# Power steering



## Danny mccollom (Sep 8, 2018)

I just purchased a 1989 John Deere 1050 with an aftermarket power steering kit I think it matches the description given online. It doesn't work I've pulled off the lines and tried it and no fluid comes out someone said there is a screen filter that is probably clogged but I can't find it. The tractor is nearly impossible to turn with a load in the bucket so any suggestions will be appreciated. Thanks


----------



## Hoodoo Valley (Nov 14, 2006)

Welcome to the forum Danny! Any info on the manufacturer of the kit? We have a few experts in the house that will come along soon enough.


----------



## sixbales (May 18, 2011)

Howdy Danny, welcome aboard the tractor forum.

Please post a picture of the aftermarket kit that you think your system matches. 

If you see no fluid movement, and the fluid reservoir is full, then your pump is suspect.


----------



## drmonsterbrain (Jun 7, 2013)

A picture of the steering cylinder is definitely needed.

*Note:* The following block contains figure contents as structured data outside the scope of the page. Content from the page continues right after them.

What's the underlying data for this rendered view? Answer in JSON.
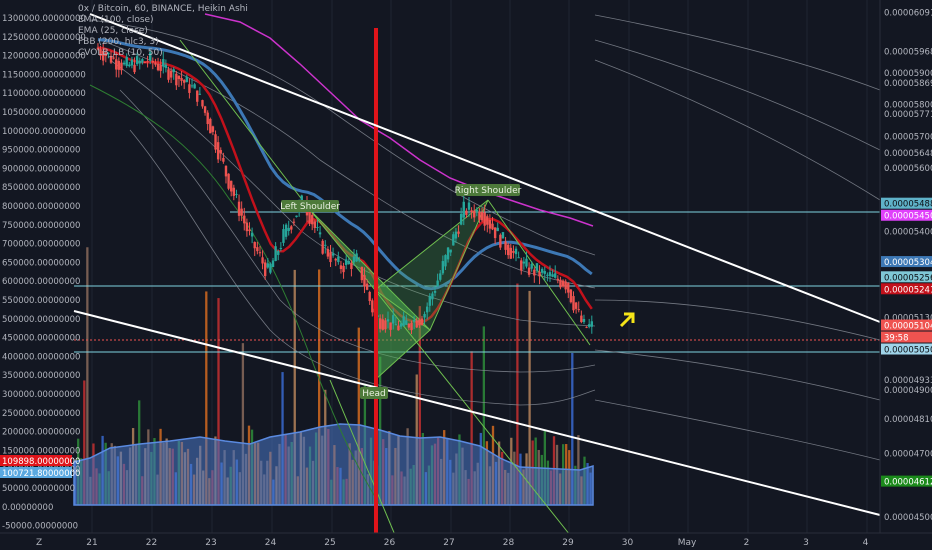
{
  "legend": {
    "title": "0x / Bitcoin, 60, BINANCE, Heikin Ashi",
    "line1": "EMA (100, close)",
    "line2": "EMA (25, close)",
    "line3": "FBB (200, hlc3, 3)",
    "line4": "CVOLB_LB (10, 50)"
  },
  "annotations": {
    "left_shoulder": "Left Shoulder",
    "head": "Head",
    "right_shoulder": "Right Shoulder"
  },
  "corner_label": "Z",
  "volume_axis": {
    "ticks": [
      "1300000.00000000",
      "1250000.00000000",
      "1200000.00000000",
      "1150000.00000000",
      "1100000.00000000",
      "1050000.00000000",
      "1000000.00000000",
      "950000.00000000",
      "900000.00000000",
      "850000.00000000",
      "800000.00000000",
      "750000.00000000",
      "700000.00000000",
      "650000.00000000",
      "600000.00000000",
      "550000.00000000",
      "500000.00000000",
      "450000.00000000",
      "400000.00000000",
      "350000.00000000",
      "300000.00000000",
      "250000.00000000",
      "200000.00000000",
      "150000.00000000",
      "100000.00000000",
      "50000.00000000",
      "0.00000000",
      "-50000.00000000"
    ],
    "badge_red": "109898.00000000",
    "badge_blue": "100721.80000000"
  },
  "price_axis": {
    "plain_ticks": [
      "0.00006091",
      "0.00005968",
      "0.00005900",
      "0.00005869",
      "0.00005800",
      "0.00005771",
      "0.00005700",
      "0.00005648",
      "0.00005600",
      "0.00005400",
      "0.00005253",
      "0.00005130",
      "0.00005031",
      "0.00004933",
      "0.00004900",
      "0.00004810",
      "0.00004700",
      "0.00004500"
    ],
    "badges": [
      {
        "text": "0.00005488",
        "bg": "#5fb2c9",
        "fg": "#0b0e14"
      },
      {
        "text": "0.00005450",
        "bg": "#e040fb",
        "fg": "#ffffff"
      },
      {
        "text": "0.00005304",
        "bg": "#3d78b5",
        "fg": "#ffffff"
      },
      {
        "text": "0.00005256",
        "bg": "#7fc7d6",
        "fg": "#0b0e14"
      },
      {
        "text": "0.00005241",
        "bg": "#c2111b",
        "fg": "#ffffff"
      },
      {
        "text": "0.00005104",
        "bg": "#ef5350",
        "fg": "#ffffff"
      },
      {
        "text": "39:58",
        "bg": "#ef5350",
        "fg": "#ffffff"
      },
      {
        "text": "0.00005050",
        "bg": "#9fd3e8",
        "fg": "#0b0e14"
      },
      {
        "text": "0.00004612",
        "bg": "#1b8a1b",
        "fg": "#ffffff"
      }
    ]
  },
  "time_axis": [
    "21",
    "22",
    "23",
    "24",
    "25",
    "26",
    "27",
    "28",
    "29",
    "30",
    "May",
    "2",
    "3",
    "4"
  ],
  "colors": {
    "background": "#131722",
    "candle_up": "#26a69a",
    "candle_down": "#ef5350",
    "ema100": "#3d78b5",
    "ema25": "#c2111b",
    "bb_outer": "#cc33cc",
    "trend_line": "#ffffff",
    "arrow": "#f5e418",
    "pattern_fill": "#4caf50"
  },
  "chart_data": {
    "type": "candlestick",
    "symbol": "0x / Bitcoin, 60, BINANCE, Heikin Ashi",
    "x_ticks": [
      "21",
      "22",
      "23",
      "24",
      "25",
      "26",
      "27",
      "28",
      "29",
      "30",
      "May",
      "2",
      "3",
      "4"
    ],
    "price_points": [
      {
        "day": 21.1,
        "price": 5.98e-05
      },
      {
        "day": 21.6,
        "price": 5.92e-05
      },
      {
        "day": 22.0,
        "price": 5.94e-05
      },
      {
        "day": 22.4,
        "price": 5.9e-05
      },
      {
        "day": 22.8,
        "price": 5.84e-05
      },
      {
        "day": 23.0,
        "price": 5.75e-05
      },
      {
        "day": 23.3,
        "price": 5.58e-05
      },
      {
        "day": 23.7,
        "price": 5.38e-05
      },
      {
        "day": 24.0,
        "price": 5.27e-05
      },
      {
        "day": 24.3,
        "price": 5.4e-05
      },
      {
        "day": 24.6,
        "price": 5.5e-05
      },
      {
        "day": 24.9,
        "price": 5.36e-05
      },
      {
        "day": 25.2,
        "price": 5.29e-05
      },
      {
        "day": 25.5,
        "price": 5.31e-05
      },
      {
        "day": 25.8,
        "price": 5.13e-05
      },
      {
        "day": 26.2,
        "price": 5.1e-05
      },
      {
        "day": 26.6,
        "price": 5.13e-05
      },
      {
        "day": 26.9,
        "price": 5.27e-05
      },
      {
        "day": 27.3,
        "price": 5.47e-05
      },
      {
        "day": 27.6,
        "price": 5.46e-05
      },
      {
        "day": 27.9,
        "price": 5.38e-05
      },
      {
        "day": 28.3,
        "price": 5.29e-05
      },
      {
        "day": 28.7,
        "price": 5.26e-05
      },
      {
        "day": 29.0,
        "price": 5.24e-05
      },
      {
        "day": 29.3,
        "price": 5.1e-05
      }
    ],
    "ylim": [
      4.45e-05,
      6.13e-05
    ],
    "xlim": [
      20.7,
      35.0
    ]
  }
}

There are several options here. There were early and late designs. There's also factory and field installed kits. There is a flow divider block with flow valve and relief valve. There's a specific adjustment to the cylinder needed. Any seal leak in any of these will result in a no power steering issue. I usually reseal everything and make fresh adjustment to the system. It's not like your typical steering systems.


----------